Based on an Adobe Blog story

Image editing has become ubiquitous in today’s world—and with it, fake content meant to deceive and mislead. Adobe Research is now exploring using new technologies, including artificial intelligence (AI) methods, to identify manipulated imagery and to increase trust and authority in digital media.

Adobe researchers Richard Zhang and Oliver Wang, along with their UC Berkeley collaborators Sheng-Yu Wang, Dr. Andrew Owens, and Professor Alexei A. Efros, have developed a method for detecting edits to images that were made using Photoshop’s Face Aware Liquify feature, sponsored by the DARPA MediFor program. While still in its early stages, this collaboration between Adobe Research and UC Berkeley, is a step towards democratizing image forensics, the science of uncovering and analyzing changes to digital images.

This new research is part of a broader effort across Adobe to better detect image, video, audio, and document manipulations. Past Adobe research focused on image manipulation detection from splicing, cloning, and removal, whereas this effort focuses on the Face Aware Liquify feature in Photoshop because it is popular for adjusting facial features, including making adjustments to facial expressions. The feature’s effects can be delicate, which made it an intriguing test case for detecting both drastic and subtle alterations to faces.

The new research is framed with some basic questions:

  • Can you create a tool that can identify manipulated faces more reliably than humans?
  • Can that tool decode the specific changes made to the image?
  • Can you then undo those changes to see the original?

By training a Convolutional Neural Network (CNN), a form of deep learning, the research project is able to recognize altered images of faces. The researchers created an extensive training set of images by scripting Photoshop to use Face Aware Liquify on thousands of pictures scraped from the Internet. A subset of those photos was randomly chosen for training. In addition, an artist was hired to alter images that were mixed in to the data set. This element of human creativity broadened the range of alterations and techniques used for the test set beyond those synthetically generated images.

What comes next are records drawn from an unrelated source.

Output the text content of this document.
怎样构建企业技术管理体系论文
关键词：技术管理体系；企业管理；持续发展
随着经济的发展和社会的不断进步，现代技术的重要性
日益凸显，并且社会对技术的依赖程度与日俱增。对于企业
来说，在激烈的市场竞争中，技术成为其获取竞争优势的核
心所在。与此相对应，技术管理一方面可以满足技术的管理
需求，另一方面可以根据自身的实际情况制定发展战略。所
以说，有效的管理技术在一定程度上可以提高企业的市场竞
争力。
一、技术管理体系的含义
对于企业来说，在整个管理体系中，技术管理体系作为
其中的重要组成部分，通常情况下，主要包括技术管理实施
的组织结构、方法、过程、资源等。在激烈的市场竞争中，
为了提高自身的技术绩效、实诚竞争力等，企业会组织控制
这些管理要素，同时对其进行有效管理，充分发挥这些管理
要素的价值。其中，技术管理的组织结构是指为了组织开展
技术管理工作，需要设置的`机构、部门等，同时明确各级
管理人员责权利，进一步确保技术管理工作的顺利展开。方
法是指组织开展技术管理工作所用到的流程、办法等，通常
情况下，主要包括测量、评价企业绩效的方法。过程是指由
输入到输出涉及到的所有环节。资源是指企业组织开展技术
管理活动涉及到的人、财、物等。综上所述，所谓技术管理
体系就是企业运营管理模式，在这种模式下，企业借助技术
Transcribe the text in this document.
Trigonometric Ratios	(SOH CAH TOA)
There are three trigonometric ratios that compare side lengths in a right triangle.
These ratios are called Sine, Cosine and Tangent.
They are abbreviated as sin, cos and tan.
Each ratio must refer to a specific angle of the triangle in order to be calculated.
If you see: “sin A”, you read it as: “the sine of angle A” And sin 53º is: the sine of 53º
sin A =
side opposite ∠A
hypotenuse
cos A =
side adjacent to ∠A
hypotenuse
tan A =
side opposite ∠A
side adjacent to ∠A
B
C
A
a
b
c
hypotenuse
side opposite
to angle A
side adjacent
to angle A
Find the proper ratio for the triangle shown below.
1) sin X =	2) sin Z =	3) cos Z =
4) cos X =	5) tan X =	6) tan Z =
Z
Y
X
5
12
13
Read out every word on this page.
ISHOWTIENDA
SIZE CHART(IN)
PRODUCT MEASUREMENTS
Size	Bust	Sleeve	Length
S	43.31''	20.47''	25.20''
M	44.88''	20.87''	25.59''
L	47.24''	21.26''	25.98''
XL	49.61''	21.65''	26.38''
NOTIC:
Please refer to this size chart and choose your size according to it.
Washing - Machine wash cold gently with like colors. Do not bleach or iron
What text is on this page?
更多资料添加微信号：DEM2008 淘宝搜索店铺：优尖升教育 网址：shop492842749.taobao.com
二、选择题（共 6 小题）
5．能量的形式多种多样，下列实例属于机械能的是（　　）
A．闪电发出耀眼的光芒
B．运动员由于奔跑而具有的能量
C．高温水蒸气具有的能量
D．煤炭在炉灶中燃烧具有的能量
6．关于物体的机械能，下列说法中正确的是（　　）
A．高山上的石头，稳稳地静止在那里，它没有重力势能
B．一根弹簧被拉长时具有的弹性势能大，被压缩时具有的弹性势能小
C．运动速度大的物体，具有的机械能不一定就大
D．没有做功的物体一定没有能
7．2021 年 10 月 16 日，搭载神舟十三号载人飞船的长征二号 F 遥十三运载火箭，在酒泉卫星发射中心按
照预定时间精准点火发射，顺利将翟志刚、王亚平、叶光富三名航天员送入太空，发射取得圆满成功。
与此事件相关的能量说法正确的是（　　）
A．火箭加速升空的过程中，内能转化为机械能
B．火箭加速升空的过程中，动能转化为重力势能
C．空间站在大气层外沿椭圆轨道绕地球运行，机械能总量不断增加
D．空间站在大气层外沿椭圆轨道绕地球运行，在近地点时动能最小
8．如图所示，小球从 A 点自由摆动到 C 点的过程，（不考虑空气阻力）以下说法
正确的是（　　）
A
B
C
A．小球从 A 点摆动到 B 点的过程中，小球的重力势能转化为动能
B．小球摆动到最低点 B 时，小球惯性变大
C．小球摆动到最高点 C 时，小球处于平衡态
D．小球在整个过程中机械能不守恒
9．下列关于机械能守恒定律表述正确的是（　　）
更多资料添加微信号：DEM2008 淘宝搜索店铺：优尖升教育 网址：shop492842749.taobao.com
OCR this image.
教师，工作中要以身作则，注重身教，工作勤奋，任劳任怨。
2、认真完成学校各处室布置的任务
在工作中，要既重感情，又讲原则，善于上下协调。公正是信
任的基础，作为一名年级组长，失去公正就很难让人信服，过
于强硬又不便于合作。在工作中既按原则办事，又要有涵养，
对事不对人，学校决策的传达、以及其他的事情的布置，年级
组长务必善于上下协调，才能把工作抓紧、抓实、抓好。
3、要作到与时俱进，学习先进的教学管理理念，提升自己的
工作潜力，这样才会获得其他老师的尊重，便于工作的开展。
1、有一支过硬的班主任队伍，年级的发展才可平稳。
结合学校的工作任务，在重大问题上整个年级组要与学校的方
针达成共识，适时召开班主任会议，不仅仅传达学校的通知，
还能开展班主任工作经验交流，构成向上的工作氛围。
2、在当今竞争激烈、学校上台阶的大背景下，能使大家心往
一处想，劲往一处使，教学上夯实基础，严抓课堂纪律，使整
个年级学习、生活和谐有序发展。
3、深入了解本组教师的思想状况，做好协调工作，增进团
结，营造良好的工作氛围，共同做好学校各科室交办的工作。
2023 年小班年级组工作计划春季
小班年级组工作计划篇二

“We started by showing image pairs (an original and an alteration) to people who knew that one of the faces was altered,” Oliver Wang says. “For this approach to be useful, it should be able to perform significantly better than the human eye at identifying edited faces.”

Those human eyes were able to judge the altered face 53 percent of the time, a little better than chance. But in a series of experiments, the neural network tool achieved results as high as 99 percent.

The tool also identified specific areas and methods of facial warping. In the experiment, the tool reverted altered images to its calculation of their original state, with results that impressed even the researchers.

“It might sound impossible because there are so many variations of facial geometry possible,” says Professor Alexei A. Efros, UC Berkeley. “But, in this case, because deep learning can look at a combination of low-level image data, such as warping artifacts, as well as higher level cues such as layout, it seems to work.”

“The idea of a magic universal ‘undo’ button to revert image edits is still far from reality,” Zhang explains. “But we live in a world where it’s becoming harder to trust the digital information we consume, and I look forward to further exploring this area of research.”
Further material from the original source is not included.